Early primary-source electronic text collections were produced by manual input and proofreading, resulting in accurate but costly and slow-growing content. Keyed content is still found in many databases, but today’s abundant supply of online historic primary source data is largely the result of computerized optical character recognition (OCR), with some quality control but no painstaking proofreading (hence the name “dirty OCR.”) Recently, the growth of archival manuscript material online has introduced a new large body of text that could be made searchable only by keyboarding and is usually presented as page image only. Thus, we are confronted today with a vast but varied body of material, the predominant form probably being “dirty OCR” presented on-screen as searchable text hidden behind a page image.

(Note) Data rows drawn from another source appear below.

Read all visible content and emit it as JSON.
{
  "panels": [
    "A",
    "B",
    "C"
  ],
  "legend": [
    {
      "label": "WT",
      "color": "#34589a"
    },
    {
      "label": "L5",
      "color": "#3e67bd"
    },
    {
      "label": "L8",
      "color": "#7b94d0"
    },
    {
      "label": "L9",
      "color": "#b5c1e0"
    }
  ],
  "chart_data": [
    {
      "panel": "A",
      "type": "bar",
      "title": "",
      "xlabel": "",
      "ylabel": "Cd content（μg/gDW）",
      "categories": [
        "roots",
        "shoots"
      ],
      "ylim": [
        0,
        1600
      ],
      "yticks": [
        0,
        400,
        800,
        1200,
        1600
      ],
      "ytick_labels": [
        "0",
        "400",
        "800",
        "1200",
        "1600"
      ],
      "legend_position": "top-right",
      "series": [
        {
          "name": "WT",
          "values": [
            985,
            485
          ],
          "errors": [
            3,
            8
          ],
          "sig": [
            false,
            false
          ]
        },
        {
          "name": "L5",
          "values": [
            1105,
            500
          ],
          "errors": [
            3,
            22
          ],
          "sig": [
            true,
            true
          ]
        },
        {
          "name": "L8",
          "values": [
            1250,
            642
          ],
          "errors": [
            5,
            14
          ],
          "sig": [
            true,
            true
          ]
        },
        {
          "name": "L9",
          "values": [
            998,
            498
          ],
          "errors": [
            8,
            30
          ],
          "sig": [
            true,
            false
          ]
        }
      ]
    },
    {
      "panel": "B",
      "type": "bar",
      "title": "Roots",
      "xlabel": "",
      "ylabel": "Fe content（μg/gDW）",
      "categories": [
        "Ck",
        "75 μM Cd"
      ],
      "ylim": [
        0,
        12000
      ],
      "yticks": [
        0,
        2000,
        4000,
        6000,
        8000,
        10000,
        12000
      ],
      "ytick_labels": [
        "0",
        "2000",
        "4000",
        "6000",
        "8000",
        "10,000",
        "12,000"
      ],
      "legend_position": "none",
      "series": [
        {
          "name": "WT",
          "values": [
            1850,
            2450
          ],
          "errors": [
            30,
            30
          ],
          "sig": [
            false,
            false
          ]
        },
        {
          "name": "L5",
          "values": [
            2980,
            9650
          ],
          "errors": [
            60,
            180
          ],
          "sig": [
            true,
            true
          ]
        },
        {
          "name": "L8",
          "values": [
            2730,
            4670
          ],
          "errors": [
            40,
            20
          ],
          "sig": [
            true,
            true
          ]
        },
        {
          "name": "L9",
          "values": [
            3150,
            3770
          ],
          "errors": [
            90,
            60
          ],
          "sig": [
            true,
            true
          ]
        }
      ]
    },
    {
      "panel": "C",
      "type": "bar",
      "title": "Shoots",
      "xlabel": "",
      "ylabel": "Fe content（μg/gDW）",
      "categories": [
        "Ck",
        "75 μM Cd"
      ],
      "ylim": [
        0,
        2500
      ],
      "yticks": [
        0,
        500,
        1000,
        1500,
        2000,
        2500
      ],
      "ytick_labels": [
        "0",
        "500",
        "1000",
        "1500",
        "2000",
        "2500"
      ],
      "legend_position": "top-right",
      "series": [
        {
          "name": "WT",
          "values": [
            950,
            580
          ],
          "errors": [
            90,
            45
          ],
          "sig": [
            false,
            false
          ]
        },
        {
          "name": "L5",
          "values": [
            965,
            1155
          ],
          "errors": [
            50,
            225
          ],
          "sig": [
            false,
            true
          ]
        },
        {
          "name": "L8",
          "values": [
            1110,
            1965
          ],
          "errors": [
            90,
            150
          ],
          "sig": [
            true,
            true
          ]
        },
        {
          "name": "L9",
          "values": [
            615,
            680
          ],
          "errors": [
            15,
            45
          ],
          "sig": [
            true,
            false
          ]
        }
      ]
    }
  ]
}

Since the underlying text is not completely accurate, multiple tools, including fuzzy searching, rich metadata, and detailed user guides are provided to enhance retrieval.
Approaches to helping users navigate, interpret, and access the frequently enormous results of a search also vary significantly. Almost universally, though, underlying “dirty OCR” is rarely displayed or downloadable, probably to avoid shocking the uninitiated with its unruly appearance. This lack of clarity and consistency presents a serious challenge to students and researchers, however, whether that be a naïve user unaware of differences in the texts she or he is addressing (and hence unable to formulate the best search strategy) or a cutting-edge digital humanities scholar who wants to combine and manipulate resources from different databases in an advanced project.
The speakers will address these issues in greater detail, survey the state of play among the major online primary source providers today, and suggest a set of best practices. Attendees will be asked to share their experiences teaching and using historical-text databases and to provide their input regarding the proposed best-practice model.